I suppose I could dialyse the ethidium away, but we start with so little (~5 micrograms) I hate to add steps that could carry a loss.
We routionely extract DNA from environmental samples (dirt, mud, etc). The DNA is genomic DNA, from any microorganisms that may be present. This DNA often needs to be 'cleaned' from 'inhibitory substances' (various chemicals in mud that co-purify with DNA) by running the DNA through an EtBr-cesium gradient.
So far so good.
After the gradient, the genomic DNA appears as a band which is pulled, and the Ethidium is extracted from the DNA with Isoamyl alcohol or Butanol. The DNA is then concentrated in a centricon (Amicon) to remove salt and reduce volume.

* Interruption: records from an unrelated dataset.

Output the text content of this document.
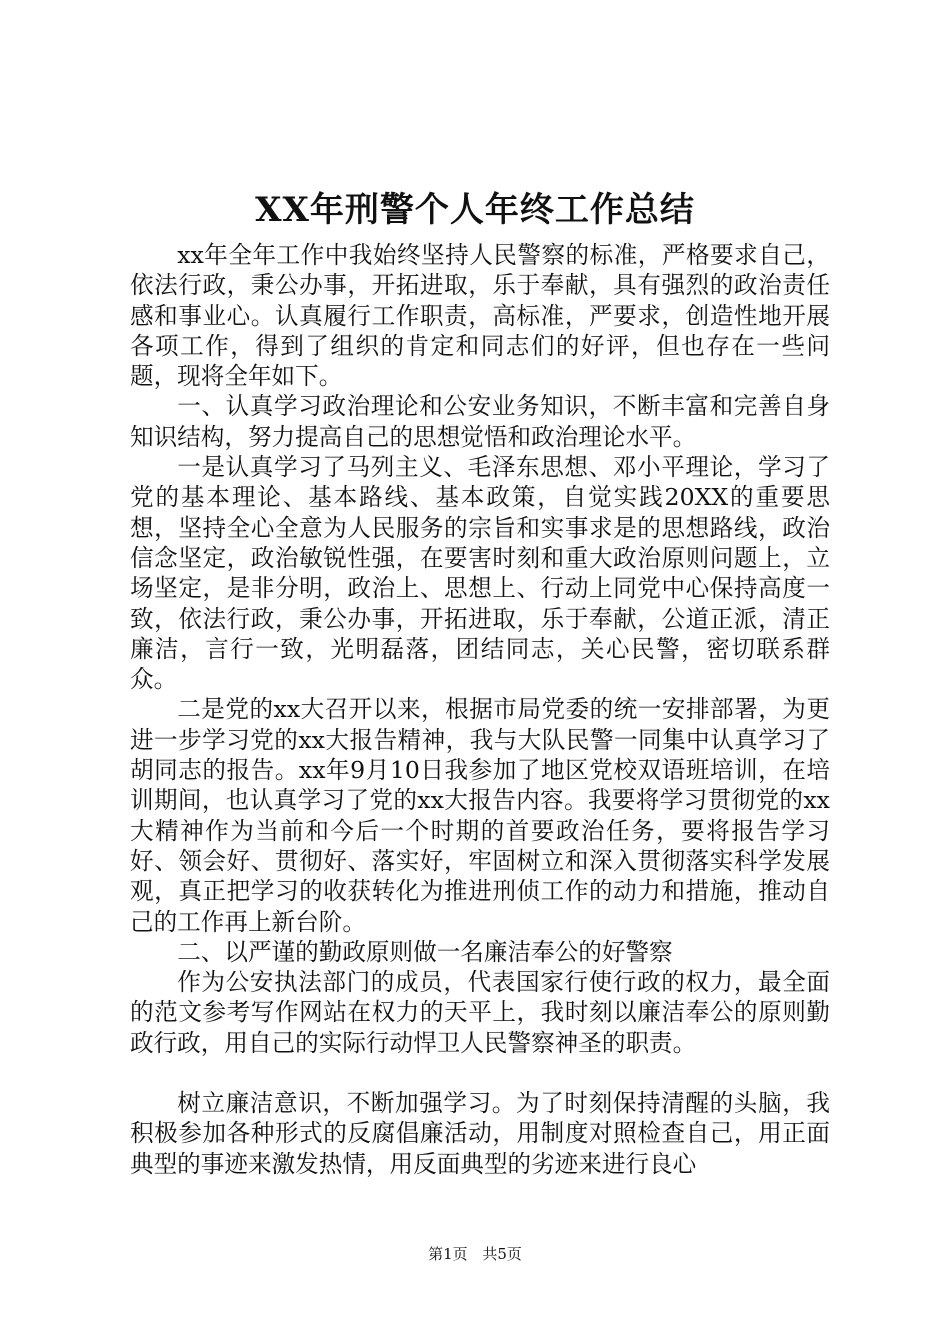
XX年刑警个人年终工作总结

xx年全年工作中我始终坚持人民警察的标准，严格要求自己，依法行政，秉公办事，开拓进取，乐于奉献，具有强烈的政治责任感和事业心。认真履行工作职责，高标准，严要求，创造性地开展各项工作，得到了组织的肯定和同志们的好评，但也存在一些问题，现将全年如下。

一、认真学习政治理论和公安业务知识，不断丰富和完善自身知识结构，努力提高自己的思想觉悟和政治理论水平。

一是认真学习了马列主义、毛泽东思想、邓小平理论，学习了党的基本理论、基本路线、基本政策，自觉实践20XX的重要思想，坚持全心全意为人民服务的宗旨和实事求是的思想路线，政治信念坚定，政治敏锐性强，在要害时刻和重大政治原则问题上，立场坚定，是非分明，政治上、思想上、行动上同党中心保持高度一致，依法行政，秉公办事，开拓进取，乐于奉献，公道正派，清正廉洁，言行一致，光明磊落，团结同志，关心民警，密切联系群众。

二是党的xx大召开以来，根据市局党委的统一安排部署，为更进一步学习党的xx大报告精神，我与大队民警一同集中认真学习了胡同志的报告。xx年9月10日我参加了地区党校双语班培训，在培训期间，也认真学习了党的xx大报告内容。我要将学习贯彻党的xx大精神作为当前和今后一个时期的首要政治任务，要将报告学习好、领会好、贯彻好、落实好，牢固树立和深入贯彻落实科学发展观，真正把学习的收获转化为推进刑侦工作的动力和措施，推动自己的工作再上新台阶。

二、以严谨的勤政原则做一名廉洁奉公的好警察

作为公安执法部门的成员，代表国家行使行政的权力，最全面的范文参考写作网站在权力的天平上，我时刻以廉洁奉公的原则勤政行政，用自己的实际行动悍卫人民警察神圣的职责。

树立廉洁意识，不断加强学习。为了时刻保持清醒的头脑，我积极参加各种形式的反腐倡廉活动，用制度对照检查自己，用正面典型的事迹来激发热情，用反面典型的劣迹来进行良心

第1页 共5页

Here's the problem. The Centricons are not supposed to be used in the presence of these organics (trace butanol etc in the DNA, from the previous step). The trace butanol seems to compromise the membrane, and the DNA is not retained - it flows through the membrane with everything else.
So here's my question. What happens if I run the cesium gradient without ethidium? Will the DNA (which is linear genomic DNA) still band (I realise I won't be able to visualise it).? If I can do the gradient without ethidium, I can avoid the butanol and go straight to the centricon, and it should retain the DNA.
Alternatively, are there other *easy* ways of removing ethidium? I don't know how to use Dowex and don't have time to develop ion-exchange, which is what Maniatis recommends as an alternative. Anyone have any other ideas?
Can ethidium be extracted with phenol? Phenol seems to be OK to use with the columns.
Thanks for any tips.
Patty
Hi Patty,
I used to prepare plasmid DNA using the CsCl preps. In order to remove the EtBr we used isobutanol and then we dialysed v TE over a 16-24hr period at 4oC with several changes to get rid of the isobutanol. This worked fine for us. auldmok
Why not use the centricons to concentrate and remove CsCl first, and then worry about the ethidium bromide?
Oooh, lots of ethidium waste, - I dunno, maybe.
What I'm trying today is an overnight spin without ethidium. It's not a banding, but a precipitation and hopefully the DNA will pellet on the bottom away from the inhibitors - which tend to be less dense. Anyway, I'll ressupend the pellet and try the centricons on that tomorrow.
Is it plausible that with low starting amounts of DNA (ie only a few micrograms) that it all binds to the membrane?
Also, are there dialysis filters (discs) that I could try, that would let me avoid tubing (which is sure to carry a loss)? ANyone have any experience with dialysis filters?
Alrigh another Q:
Can butanol 'go bad?' I am starting to think that my problem may not be the filters but the organics. I know that phenol can go off and be very damaging to DNA as a result. Can other organics, like butanol, do the same thing?